Let $s_0$ and $s_1$ be arbitrary real numbers. Suppose $\alpha, \beta >0$ such that $\alpha + \beta = 1$. Define the sequence for $n \geq 1$, $$s_{n+1} = \alpha s_{n} + \beta s_{n-1}. $$ I'm trying to show that the sequence is Cauchy by considering the successive differences, $|s_{n+1} - s_n|$. Clearly, $$|s_{n+1} - s_n| = |\alpha s_n + \beta s_{n-1} - s_n | = \beta |s_n - s_{n-1}|.$$ Since $0 < \beta < 1, |s_{n+1} - s_n| < |s_n - s_{n-1}|$. Therefore as $n \to \infty$, the difference between subsequent terms decreases.
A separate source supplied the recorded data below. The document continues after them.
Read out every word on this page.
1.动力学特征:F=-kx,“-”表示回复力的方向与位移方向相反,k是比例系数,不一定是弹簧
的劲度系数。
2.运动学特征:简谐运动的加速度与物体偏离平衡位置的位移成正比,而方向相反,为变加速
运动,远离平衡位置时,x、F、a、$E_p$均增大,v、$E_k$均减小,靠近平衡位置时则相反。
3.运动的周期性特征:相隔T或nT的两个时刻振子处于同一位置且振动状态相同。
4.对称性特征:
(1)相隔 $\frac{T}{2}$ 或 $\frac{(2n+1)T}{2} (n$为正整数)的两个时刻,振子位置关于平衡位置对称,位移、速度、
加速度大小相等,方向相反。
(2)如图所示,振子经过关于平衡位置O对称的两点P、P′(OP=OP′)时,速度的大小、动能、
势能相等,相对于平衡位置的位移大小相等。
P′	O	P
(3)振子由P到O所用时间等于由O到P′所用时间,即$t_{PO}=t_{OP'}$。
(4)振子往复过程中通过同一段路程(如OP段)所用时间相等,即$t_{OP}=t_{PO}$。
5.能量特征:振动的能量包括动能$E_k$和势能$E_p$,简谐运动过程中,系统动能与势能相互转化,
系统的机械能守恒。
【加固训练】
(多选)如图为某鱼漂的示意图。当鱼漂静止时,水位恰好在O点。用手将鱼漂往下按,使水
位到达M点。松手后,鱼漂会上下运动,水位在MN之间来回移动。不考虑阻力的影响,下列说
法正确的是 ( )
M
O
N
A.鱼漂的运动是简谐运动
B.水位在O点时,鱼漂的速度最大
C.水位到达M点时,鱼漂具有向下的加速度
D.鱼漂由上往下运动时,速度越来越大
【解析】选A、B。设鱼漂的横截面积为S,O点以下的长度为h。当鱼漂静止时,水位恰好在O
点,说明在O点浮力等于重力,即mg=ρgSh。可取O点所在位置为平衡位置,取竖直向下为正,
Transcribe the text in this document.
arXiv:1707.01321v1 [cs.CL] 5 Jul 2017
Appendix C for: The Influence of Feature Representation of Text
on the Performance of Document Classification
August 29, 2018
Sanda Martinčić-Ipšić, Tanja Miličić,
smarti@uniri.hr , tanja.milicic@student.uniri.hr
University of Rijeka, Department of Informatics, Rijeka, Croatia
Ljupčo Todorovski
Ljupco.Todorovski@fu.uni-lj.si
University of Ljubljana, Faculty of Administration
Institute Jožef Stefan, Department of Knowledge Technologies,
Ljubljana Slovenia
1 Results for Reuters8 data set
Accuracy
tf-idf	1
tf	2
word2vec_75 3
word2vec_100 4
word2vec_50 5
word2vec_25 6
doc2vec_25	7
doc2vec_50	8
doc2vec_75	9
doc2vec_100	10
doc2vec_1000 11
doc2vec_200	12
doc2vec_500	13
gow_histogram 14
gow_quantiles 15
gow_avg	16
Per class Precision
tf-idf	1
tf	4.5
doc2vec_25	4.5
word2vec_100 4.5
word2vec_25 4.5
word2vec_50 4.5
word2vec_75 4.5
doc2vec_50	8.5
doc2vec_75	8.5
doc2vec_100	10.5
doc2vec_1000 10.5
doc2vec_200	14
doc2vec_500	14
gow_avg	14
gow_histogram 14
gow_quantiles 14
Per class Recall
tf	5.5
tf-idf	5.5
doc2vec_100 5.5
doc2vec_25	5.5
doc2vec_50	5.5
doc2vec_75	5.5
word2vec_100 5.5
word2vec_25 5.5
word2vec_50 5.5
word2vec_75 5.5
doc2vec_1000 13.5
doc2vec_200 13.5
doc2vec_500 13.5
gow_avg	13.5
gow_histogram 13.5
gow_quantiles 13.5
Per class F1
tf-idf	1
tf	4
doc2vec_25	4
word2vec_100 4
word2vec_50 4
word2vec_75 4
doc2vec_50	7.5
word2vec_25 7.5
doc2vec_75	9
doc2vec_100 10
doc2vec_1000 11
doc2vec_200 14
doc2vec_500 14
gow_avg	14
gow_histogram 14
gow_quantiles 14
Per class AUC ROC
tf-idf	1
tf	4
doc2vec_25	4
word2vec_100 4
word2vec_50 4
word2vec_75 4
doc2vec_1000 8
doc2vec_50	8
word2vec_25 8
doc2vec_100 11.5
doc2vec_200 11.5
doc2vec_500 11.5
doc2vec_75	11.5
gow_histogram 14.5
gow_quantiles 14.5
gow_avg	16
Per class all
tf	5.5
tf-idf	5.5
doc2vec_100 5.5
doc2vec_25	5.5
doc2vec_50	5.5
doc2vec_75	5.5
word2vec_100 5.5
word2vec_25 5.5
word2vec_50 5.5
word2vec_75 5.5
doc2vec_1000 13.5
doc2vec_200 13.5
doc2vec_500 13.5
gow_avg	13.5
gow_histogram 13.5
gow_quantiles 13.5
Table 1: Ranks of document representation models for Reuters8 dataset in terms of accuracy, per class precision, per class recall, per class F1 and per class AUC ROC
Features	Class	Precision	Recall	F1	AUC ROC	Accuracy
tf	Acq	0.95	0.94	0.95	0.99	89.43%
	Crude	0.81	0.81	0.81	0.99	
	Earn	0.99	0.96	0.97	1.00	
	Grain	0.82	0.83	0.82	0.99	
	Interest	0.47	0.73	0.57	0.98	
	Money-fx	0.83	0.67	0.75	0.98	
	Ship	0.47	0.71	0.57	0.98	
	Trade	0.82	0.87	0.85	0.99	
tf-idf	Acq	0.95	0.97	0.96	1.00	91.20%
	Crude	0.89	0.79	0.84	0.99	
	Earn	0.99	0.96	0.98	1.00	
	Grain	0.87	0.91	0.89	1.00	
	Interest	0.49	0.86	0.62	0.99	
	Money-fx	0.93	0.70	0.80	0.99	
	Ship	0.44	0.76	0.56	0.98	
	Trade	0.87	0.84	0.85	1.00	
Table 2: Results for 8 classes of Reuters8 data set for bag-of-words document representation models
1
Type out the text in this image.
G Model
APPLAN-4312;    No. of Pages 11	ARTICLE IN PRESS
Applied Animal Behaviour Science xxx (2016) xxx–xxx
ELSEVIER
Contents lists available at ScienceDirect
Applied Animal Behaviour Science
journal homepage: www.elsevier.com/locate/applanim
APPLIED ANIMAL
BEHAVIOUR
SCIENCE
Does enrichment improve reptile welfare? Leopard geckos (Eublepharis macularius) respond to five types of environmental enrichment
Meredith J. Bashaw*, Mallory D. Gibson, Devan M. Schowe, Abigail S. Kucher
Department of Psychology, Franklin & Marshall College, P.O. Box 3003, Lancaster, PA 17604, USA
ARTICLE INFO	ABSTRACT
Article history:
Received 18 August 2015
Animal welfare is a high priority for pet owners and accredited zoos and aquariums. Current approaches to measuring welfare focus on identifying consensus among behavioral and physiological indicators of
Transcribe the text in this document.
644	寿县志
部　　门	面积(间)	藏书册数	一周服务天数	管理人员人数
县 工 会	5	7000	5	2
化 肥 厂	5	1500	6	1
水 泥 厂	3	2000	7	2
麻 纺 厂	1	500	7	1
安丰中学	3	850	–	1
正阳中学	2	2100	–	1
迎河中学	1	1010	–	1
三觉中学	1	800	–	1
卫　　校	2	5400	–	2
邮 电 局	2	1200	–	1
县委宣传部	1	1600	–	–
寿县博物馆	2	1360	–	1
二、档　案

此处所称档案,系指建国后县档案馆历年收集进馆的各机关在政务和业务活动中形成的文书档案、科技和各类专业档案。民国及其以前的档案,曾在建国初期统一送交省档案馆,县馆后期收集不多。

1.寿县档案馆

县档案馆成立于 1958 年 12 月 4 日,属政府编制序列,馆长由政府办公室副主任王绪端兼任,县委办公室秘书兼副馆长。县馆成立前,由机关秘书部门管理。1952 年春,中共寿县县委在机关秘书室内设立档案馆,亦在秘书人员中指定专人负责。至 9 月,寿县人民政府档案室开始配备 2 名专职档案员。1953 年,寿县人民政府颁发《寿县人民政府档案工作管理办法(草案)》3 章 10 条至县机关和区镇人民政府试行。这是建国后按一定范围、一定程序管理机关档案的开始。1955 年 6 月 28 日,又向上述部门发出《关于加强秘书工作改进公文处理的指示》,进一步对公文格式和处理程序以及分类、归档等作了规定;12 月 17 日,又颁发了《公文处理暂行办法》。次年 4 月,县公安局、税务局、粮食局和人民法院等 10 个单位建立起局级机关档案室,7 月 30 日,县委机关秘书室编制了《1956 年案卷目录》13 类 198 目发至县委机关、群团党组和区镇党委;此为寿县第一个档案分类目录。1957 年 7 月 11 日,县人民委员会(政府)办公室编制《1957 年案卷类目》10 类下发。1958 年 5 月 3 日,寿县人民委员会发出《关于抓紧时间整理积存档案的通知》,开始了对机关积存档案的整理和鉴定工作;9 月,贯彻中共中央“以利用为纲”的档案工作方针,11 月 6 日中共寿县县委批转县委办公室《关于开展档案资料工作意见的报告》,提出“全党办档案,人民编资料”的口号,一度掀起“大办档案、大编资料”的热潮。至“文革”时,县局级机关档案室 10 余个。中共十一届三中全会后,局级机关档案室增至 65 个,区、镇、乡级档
Does this imply that the sequence is a Cauchy sequence? If so, is there a way of making my argument more rigorous?
Ok, let us finish this with a rigurous $\epsilon$ proof:
You have that $|s_{n+1} - s_n| = \beta |s_n - s_{n-1}|$, so by an easy induction: $$|s_{n+1} - s_n| = \beta^n |s_1 - s_0|$$ Now let us try to see that the sequence is Cauchy by definition. Let $\epsilon>0$ we want to find some $N\in\mathbb{N}$ such that $|s_n-s_m|<\epsilon$ for all $n,m\geq N$. Without loss of generality we may assume $n\geq m$, so: $$|s_n - s_m| =|s_n-s_{n-1}+s_{n-1}+\dots-s_{m+1}+s_{m+1}-s_m|\leq\sum_{j=m}^n|s_j-s_{j+1}|=$$ $$=\sum_{j=m}^n\beta^{j-1} |s_1 - s_0|= |s_1 - s_0|\sum_{j=m}^n\beta^{j-1} $$ Now notice that since $|\beta|<1$ by the geometric series we know that :$$\sum_{j=0}^\infty\beta^{j}<\infty $$ And so: $$\lim_{r\to\infty}\sum_{j=r}^\infty\beta^{j}=0$$ This implies that $\forall~\epsilon>0$ there exists some $N\in\mathbb{N}$ such that: $$\sum_{j=n-1}^\infty\beta^{j}<\frac{\epsilon}{|s_1-s_0|}~\forall~n\geq N$$ In particular $\forall~n,m\geq N$ (we assume $n\geq m$) we have:
$$|s_n - s_m| \leq|s_1-s_0|\sum_{j=m}^n\beta^{j-1} \leq |s_1-s_0|\sum_{j=m}^\infty\beta^{j-1}= |s_1-s_0|\sum_{j=m-1}^\infty\beta^{j}<\epsilon$$ Hence, the sequence is Cauchy by definition.
Remark: I am assuming $s_1\neq s_0$, in other case do the same with $s_a$ and $s_{a-1}$ where $a=\inf\lbrace n\geq 1|s_n\neq s_{n-1}\rbrace$.